Mr Williams told the outlet he heard multiple shots outside his classroom, and one of the windows on the classroom door was shot out. He then heard a man say, “you are all going to f***ing die”.

Taniya Gholston, 16, a student at CVPA, told The St Louis Post-Dispatch that she did not recognise the gunman and escaped when his gun jammed. She told the newspaper that she heard him say something about being “sick of this damn school”.

Dance teacher Raymond Parks told The Post-Dispatch Harris was dressed in all-black clothing and that he pointed his firearm at him but didn’t shoot.

Evidence removed from home by FBI

The suspect lived in a neighbourhood in the south of the city. Evidence, including a computer, could be seen being removed from a home in the area by the FBI.

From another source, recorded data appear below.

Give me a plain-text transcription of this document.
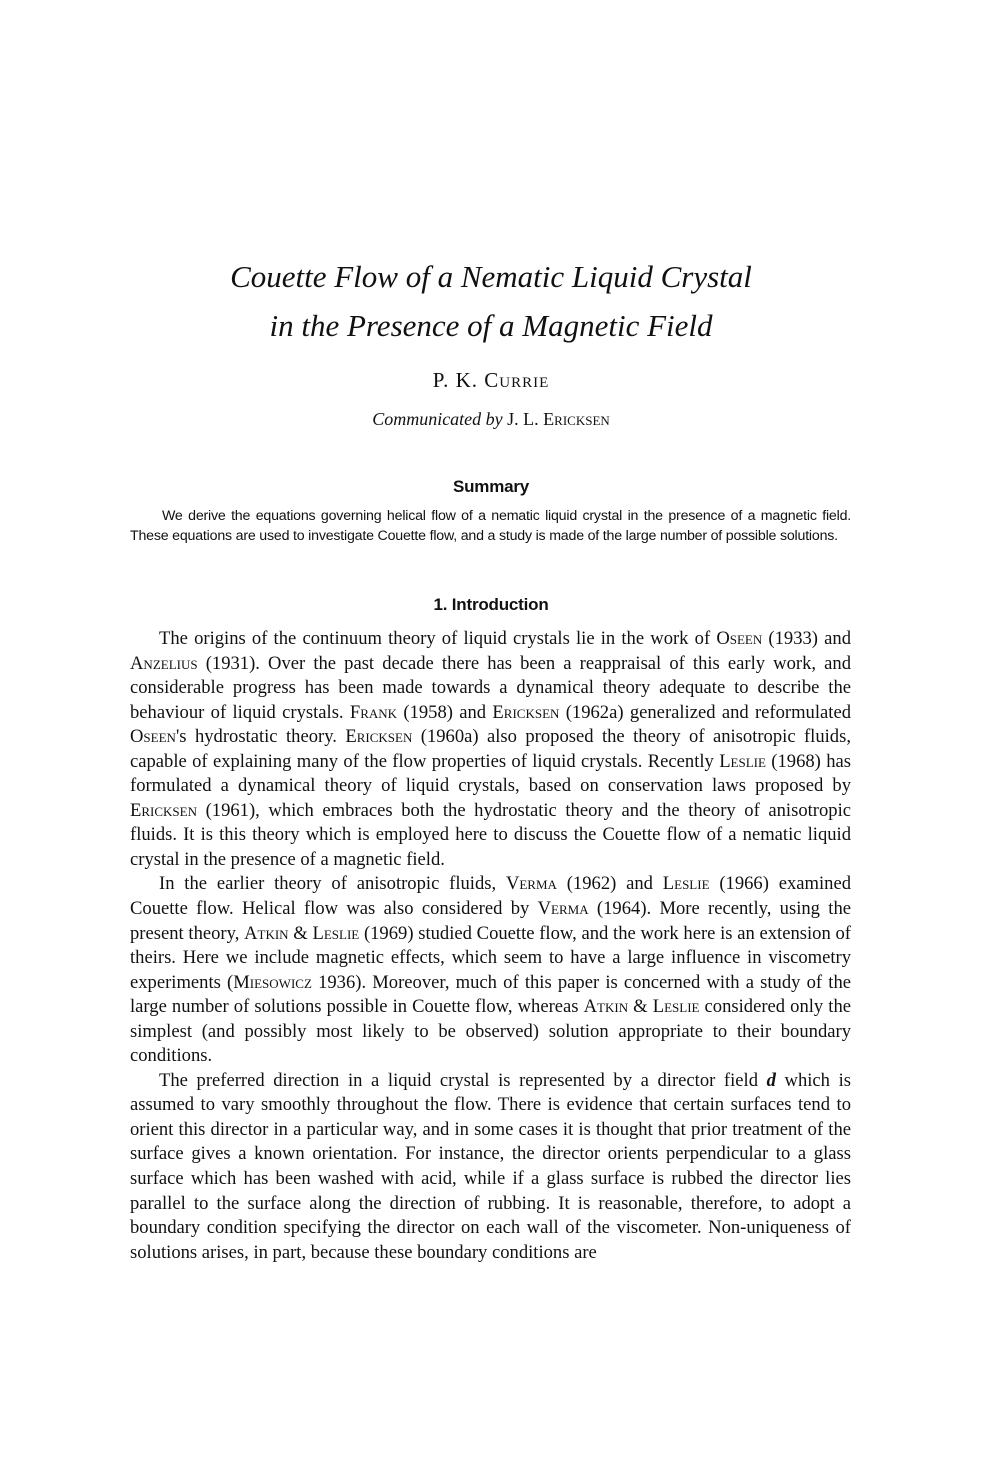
Couette Flow of a Nematic Liquid Crystal
in the Presence of a Magnetic Field
P. K. Currie
Communicated by J. L. Ericksen
Summary

We derive the equations governing helical flow of a nematic liquid crystal in the presence of a magnetic field. These equations are used to investigate Couette flow, and a study is made of the large number of possible solutions.

1. Introduction

The origins of the continuum theory of liquid crystals lie in the work of Oseen (1933) and Anzelius (1931). Over the past decade there has been a reappraisal of this early work, and considerable progress has been made towards a dynamical theory adequate to describe the behaviour of liquid crystals. Frank (1958) and Ericksen (1962a) generalized and reformulated Oseen's hydrostatic theory. Ericksen (1960a) also proposed the theory of anisotropic fluids, capable of explaining many of the flow properties of liquid crystals. Recently Leslie (1968) has formulated a dynamical theory of liquid crystals, based on conservation laws proposed by Ericksen (1961), which embraces both the hydrostatic theory and the theory of anisotropic fluids. It is this theory which is employed here to discuss the Couette flow of a nematic liquid crystal in the presence of a magnetic field.

In the earlier theory of anisotropic fluids, Verma (1962) and Leslie (1966) examined Couette flow. Helical flow was also considered by Verma (1964). More recently, using the present theory, Atkin & Leslie (1969) studied Couette flow, and the work here is an extension of theirs. Here we include magnetic effects, which seem to have a large influence in viscometry experiments (Miesowicz 1936). Moreover, much of this paper is concerned with a study of the large number of solutions possible in Couette flow, whereas Atkin & Leslie considered only the simplest (and possibly most likely to be observed) solution appropriate to their boundary conditions.

The preferred direction in a liquid crystal is represented by a director field d which is assumed to vary smoothly throughout the flow. There is evidence that certain surfaces tend to orient this director in a particular way, and in some cases it is thought that prior treatment of the surface gives a known orientation. For instance, the director orients perpendicular to a glass surface which has been washed with acid, while if a glass surface is rubbed the director lies parallel to the surface along the direction of rubbing. It is reasonable, therefore, to adopt a boundary condition specifying the director on each wall of the viscometer. Non-uniqueness of solutions arises, in part, because these boundary conditions are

A woman at the residence was seen seemingly cooperating with the authorities but it remains unclear if she’s related to Harris, KOMV reported.

Student heard gunman say he was ‘tired of everybody’

A student told the St Louis Post-Dispatch that she heard the gunman say that he was “tired of everybody” at CVPA.

St Louis police Chief Michael Sack told the press that the doors were locked, the metal detectors were working, and there were seven security officers present.

The police chief said that officers shot and killed the suspect on the building’s third floor.

A student told KMOV that they were in a dance class when a male with a “long gun” stormed inside the room and asked, “are you ready to die?”

Another student, 16-year-old Taniya Gholston, recounted the moments of fear as she made eye contact with the gunman.

‘I made it out because his gun got jammed’

“All I heard was two shots and he came in there with a gun,” Ms Gholston told the St Louis Post-Dispatch.

“And I was trying to run and I couldn’t run. Me and him made eye contact but I made it out because his gun got jammed. But we saw blood on the floor.”